In 1846, a physician named Ignatz Semmelweis, located at the Allgemeine Krankenhaus in Vienna, faced a dire healthcare crisis. He observed that the maternity ward in his own hospital (as well as those in other area hospitals) had a maternal mortality rate of over 15%. That is, one out of every six mothers who came to his hospital to give birth either died during childbirth or shortly thereafter. Mothers would arrive at the hospital healthy, give birth, and then contract a high fever and die. The primary explanation for these deaths was referred to as puerperal fever, but its underlying causes were unknown. Substantial speculation ensued and factors including but not limited to stale air, tight petticoats, cosmic influences, errors in diet and personal disposition were all blamed. Fear and uncertainty gripped the community.
Dr. Semmelweis began by focusing on the available data. He was immediately able to narrow his focus by comparing outcomes between mothers with equivalent underlying health who gave birth in different locations (e.g., at home, in a midwives ward in his own hospital and in the doctors ward). In the end, he was able to determine that the sickness was introduced to mothers by physicians who moved between different areas of the hospital without sanitizing their tools and hands. By ordering all physicians and students to briefly disinfect their hands in a chlorinated wash before visiting the maternity ward, the mortality rate fell to 1%.
The use of observational data to understand and combat both the spread of disease and the spread of fear and uncertainty stretches back well over a century. In addition to Dr. Semmelweis, John Snow and Florence Nightingale are two well-known early pioneers in this use of observational data. Many have followed in their footsteps.

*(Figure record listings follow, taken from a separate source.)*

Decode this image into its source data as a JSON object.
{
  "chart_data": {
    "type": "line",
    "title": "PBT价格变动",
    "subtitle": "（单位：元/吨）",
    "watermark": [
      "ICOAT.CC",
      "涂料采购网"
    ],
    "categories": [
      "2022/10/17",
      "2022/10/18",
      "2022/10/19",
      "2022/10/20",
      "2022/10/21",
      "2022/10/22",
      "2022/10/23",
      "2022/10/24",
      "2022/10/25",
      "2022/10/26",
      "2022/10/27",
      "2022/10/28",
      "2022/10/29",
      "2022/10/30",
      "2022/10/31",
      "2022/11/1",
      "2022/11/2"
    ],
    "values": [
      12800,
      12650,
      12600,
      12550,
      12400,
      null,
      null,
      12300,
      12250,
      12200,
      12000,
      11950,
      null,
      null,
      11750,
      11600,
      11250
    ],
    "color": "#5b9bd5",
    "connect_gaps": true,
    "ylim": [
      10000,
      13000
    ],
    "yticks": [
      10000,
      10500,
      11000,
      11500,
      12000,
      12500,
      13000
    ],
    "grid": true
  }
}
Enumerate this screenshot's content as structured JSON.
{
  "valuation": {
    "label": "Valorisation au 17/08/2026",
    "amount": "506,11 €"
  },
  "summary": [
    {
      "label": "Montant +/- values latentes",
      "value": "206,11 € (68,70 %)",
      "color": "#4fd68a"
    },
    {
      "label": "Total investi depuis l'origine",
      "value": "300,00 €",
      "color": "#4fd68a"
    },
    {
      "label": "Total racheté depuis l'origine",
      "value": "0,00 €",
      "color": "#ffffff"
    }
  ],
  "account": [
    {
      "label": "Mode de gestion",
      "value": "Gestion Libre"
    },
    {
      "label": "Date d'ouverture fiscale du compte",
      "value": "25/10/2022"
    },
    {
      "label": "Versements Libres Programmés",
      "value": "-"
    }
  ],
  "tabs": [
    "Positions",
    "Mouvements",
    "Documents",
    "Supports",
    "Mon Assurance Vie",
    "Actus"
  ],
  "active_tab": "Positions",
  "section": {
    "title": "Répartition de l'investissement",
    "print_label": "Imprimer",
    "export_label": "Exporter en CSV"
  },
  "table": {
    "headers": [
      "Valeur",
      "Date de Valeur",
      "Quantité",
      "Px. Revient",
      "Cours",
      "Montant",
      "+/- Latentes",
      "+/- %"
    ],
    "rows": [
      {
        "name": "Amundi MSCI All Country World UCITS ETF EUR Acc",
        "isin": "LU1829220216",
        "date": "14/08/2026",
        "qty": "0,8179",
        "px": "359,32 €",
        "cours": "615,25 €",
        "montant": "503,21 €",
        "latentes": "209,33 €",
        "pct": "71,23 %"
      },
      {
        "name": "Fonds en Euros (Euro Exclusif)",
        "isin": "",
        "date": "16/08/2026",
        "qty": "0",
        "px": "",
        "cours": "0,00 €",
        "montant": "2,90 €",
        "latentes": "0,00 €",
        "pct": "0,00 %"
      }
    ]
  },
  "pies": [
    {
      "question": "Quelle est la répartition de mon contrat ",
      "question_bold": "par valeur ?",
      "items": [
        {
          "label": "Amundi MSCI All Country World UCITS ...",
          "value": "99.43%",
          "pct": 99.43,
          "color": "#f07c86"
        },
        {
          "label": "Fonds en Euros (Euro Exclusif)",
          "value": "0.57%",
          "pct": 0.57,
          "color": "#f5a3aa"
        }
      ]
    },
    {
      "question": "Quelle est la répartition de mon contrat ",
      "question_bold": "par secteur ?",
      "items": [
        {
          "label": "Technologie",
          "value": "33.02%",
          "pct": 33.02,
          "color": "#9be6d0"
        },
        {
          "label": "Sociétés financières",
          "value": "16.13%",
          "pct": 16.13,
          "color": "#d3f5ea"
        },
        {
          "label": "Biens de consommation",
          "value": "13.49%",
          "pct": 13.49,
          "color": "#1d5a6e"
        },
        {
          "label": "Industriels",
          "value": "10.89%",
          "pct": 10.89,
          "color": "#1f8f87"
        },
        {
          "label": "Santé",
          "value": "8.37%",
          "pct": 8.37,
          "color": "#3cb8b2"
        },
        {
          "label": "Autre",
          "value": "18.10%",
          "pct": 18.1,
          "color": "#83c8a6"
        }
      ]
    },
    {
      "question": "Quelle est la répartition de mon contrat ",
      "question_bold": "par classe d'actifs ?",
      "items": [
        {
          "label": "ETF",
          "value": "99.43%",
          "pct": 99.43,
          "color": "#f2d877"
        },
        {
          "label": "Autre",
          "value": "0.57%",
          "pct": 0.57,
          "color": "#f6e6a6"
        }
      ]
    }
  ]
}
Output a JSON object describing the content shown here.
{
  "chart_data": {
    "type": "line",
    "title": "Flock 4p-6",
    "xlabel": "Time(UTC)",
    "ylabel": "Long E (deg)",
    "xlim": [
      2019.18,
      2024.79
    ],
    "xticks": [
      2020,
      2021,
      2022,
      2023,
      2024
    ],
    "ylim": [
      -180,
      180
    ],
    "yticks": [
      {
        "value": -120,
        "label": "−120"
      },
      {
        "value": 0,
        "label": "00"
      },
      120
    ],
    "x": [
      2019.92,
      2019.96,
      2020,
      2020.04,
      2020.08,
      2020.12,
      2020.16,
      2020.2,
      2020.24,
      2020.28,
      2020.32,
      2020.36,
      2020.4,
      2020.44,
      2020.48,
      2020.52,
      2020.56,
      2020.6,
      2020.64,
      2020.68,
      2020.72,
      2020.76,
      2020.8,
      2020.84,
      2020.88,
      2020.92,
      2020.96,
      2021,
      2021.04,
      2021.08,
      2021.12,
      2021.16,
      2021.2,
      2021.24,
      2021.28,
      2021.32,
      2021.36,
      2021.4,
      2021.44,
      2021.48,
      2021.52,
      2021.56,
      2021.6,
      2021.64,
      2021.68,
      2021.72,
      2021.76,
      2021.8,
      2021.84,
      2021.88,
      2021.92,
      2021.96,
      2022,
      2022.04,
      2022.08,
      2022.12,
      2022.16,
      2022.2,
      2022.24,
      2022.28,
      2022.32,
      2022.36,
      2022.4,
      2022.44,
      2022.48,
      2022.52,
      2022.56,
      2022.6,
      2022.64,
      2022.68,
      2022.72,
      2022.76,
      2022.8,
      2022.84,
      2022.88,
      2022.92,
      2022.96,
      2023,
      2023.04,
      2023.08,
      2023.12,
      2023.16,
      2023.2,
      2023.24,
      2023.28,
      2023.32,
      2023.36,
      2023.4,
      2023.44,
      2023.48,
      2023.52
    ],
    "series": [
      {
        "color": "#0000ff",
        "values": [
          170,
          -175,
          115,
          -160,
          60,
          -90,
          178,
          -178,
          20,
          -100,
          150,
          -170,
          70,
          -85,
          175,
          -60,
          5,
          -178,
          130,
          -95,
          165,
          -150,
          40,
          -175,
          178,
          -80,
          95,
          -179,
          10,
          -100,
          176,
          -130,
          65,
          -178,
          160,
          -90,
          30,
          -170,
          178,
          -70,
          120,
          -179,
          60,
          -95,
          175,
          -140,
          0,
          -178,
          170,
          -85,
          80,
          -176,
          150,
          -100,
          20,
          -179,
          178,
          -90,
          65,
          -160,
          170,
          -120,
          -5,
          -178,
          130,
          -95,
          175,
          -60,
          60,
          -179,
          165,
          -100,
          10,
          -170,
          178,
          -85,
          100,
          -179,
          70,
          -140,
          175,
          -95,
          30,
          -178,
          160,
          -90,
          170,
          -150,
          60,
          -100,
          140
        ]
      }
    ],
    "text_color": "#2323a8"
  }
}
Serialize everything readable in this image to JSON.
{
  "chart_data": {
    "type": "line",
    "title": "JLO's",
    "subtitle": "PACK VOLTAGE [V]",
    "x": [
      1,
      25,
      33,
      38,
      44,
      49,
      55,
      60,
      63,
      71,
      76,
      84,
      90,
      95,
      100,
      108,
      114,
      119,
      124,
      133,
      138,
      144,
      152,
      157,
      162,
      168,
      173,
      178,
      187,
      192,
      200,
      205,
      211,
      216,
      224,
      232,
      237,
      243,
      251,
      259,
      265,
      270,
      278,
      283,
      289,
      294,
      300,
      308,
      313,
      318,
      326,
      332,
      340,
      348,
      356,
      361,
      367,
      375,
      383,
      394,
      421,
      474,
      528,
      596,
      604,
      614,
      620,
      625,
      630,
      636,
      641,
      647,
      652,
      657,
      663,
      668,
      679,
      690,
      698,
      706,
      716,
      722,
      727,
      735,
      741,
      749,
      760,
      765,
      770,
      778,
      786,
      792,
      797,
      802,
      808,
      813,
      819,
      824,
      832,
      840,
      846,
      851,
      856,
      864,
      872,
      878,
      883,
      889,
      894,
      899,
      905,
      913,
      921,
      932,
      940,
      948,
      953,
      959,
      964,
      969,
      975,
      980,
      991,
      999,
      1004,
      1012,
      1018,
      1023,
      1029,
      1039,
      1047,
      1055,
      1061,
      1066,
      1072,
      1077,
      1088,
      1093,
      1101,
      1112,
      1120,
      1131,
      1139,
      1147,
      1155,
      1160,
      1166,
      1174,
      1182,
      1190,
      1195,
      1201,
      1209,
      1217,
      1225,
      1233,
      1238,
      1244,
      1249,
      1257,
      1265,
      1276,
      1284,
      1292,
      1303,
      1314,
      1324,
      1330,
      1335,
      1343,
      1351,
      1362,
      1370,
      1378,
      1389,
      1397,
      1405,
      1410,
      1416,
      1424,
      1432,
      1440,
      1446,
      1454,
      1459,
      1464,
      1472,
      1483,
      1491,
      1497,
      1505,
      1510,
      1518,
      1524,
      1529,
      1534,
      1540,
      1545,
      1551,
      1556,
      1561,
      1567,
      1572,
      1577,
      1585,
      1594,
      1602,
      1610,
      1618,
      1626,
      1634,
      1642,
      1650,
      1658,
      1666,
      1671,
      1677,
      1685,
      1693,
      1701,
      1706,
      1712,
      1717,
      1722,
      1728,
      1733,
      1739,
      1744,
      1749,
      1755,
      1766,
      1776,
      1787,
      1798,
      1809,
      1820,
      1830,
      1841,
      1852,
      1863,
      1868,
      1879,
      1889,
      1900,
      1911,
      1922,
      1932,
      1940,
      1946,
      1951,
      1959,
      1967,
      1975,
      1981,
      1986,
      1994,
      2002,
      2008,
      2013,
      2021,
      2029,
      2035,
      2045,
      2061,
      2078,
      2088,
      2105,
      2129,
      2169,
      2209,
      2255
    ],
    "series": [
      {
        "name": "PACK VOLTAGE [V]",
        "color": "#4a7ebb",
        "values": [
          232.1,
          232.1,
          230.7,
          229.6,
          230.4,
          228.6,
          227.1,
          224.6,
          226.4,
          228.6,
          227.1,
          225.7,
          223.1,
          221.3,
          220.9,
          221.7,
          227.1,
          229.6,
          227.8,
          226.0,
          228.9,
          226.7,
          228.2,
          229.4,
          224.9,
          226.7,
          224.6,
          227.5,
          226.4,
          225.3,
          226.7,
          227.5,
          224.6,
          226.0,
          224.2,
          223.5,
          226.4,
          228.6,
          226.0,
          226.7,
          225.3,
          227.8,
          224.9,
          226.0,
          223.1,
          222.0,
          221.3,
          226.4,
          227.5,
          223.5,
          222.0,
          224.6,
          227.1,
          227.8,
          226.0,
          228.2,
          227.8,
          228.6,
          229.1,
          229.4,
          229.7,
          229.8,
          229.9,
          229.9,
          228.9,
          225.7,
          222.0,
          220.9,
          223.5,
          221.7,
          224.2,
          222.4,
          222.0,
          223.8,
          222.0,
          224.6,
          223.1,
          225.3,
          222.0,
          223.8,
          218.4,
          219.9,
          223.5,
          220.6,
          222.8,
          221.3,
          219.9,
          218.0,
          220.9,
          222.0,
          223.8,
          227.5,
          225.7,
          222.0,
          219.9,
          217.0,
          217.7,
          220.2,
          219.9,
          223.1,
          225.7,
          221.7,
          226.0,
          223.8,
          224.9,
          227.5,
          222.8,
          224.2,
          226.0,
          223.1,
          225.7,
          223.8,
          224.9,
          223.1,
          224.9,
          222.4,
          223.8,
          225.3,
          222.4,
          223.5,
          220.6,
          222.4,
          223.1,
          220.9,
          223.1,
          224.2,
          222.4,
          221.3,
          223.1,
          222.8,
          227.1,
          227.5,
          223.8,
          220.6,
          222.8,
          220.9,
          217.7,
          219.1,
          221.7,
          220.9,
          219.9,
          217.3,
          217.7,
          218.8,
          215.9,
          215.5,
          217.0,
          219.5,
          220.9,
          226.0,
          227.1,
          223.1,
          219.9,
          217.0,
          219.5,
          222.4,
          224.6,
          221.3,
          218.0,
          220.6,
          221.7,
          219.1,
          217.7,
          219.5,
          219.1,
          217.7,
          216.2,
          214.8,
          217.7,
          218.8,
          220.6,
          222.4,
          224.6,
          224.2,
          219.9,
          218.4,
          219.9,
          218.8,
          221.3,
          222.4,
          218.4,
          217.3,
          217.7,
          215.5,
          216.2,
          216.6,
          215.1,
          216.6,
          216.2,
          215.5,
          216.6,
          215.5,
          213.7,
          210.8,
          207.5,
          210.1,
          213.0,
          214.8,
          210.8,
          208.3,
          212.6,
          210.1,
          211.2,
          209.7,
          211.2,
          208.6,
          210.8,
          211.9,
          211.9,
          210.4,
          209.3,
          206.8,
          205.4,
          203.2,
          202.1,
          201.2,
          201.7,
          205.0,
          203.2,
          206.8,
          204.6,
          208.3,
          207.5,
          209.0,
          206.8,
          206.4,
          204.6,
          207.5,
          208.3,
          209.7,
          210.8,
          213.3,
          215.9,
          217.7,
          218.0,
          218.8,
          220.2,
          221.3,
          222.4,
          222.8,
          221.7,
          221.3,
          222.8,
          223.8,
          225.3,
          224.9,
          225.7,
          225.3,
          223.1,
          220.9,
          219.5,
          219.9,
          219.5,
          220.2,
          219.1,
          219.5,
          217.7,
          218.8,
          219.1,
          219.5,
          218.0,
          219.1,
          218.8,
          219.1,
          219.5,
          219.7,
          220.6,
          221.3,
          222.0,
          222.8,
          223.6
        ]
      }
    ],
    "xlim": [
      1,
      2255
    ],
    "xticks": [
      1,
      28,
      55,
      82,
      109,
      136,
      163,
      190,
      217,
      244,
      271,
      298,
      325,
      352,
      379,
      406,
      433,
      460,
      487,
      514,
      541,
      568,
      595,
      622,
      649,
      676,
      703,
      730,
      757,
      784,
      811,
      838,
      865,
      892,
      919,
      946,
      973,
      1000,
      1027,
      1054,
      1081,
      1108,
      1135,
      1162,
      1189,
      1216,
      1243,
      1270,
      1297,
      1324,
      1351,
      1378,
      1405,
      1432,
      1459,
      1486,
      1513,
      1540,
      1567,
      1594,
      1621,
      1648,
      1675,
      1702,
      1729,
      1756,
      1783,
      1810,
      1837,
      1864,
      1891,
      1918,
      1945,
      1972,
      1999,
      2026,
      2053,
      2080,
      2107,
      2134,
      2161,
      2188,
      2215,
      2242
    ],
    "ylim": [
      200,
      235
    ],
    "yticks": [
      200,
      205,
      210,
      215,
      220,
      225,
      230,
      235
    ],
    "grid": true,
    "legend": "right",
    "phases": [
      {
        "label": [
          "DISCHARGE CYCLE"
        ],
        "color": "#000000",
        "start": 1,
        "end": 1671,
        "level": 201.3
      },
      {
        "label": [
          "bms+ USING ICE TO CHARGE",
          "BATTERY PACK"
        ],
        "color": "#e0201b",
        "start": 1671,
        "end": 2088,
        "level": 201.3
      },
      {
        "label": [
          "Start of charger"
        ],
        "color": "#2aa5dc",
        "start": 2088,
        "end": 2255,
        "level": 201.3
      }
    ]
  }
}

Here at H2O.ai, like much of the world, we have been deeply concerned by the spread of the Coronavirus (COVID-19). As data scientists, we feel an added responsibility to contribute to the multiple efforts currently underway to utilize available data and build models that will to help the medical community understand, prepare for and prevent the further spread of this virus. We are grateful for those who have made efforts to make timely and reliable data available to the broader data science community. All efforts are predicated on access to these data. We are likewise grateful for the many medical researchers and data practitioners who are making headway in Coronavirus testing, tracking, forecasting and the beginnings of available treatment. We ourselves, in partnership with numerous healthcare facilities and providers, are engaged in several efforts across these different areas of data research. We look forward to continued, successful work in the fight against this disease.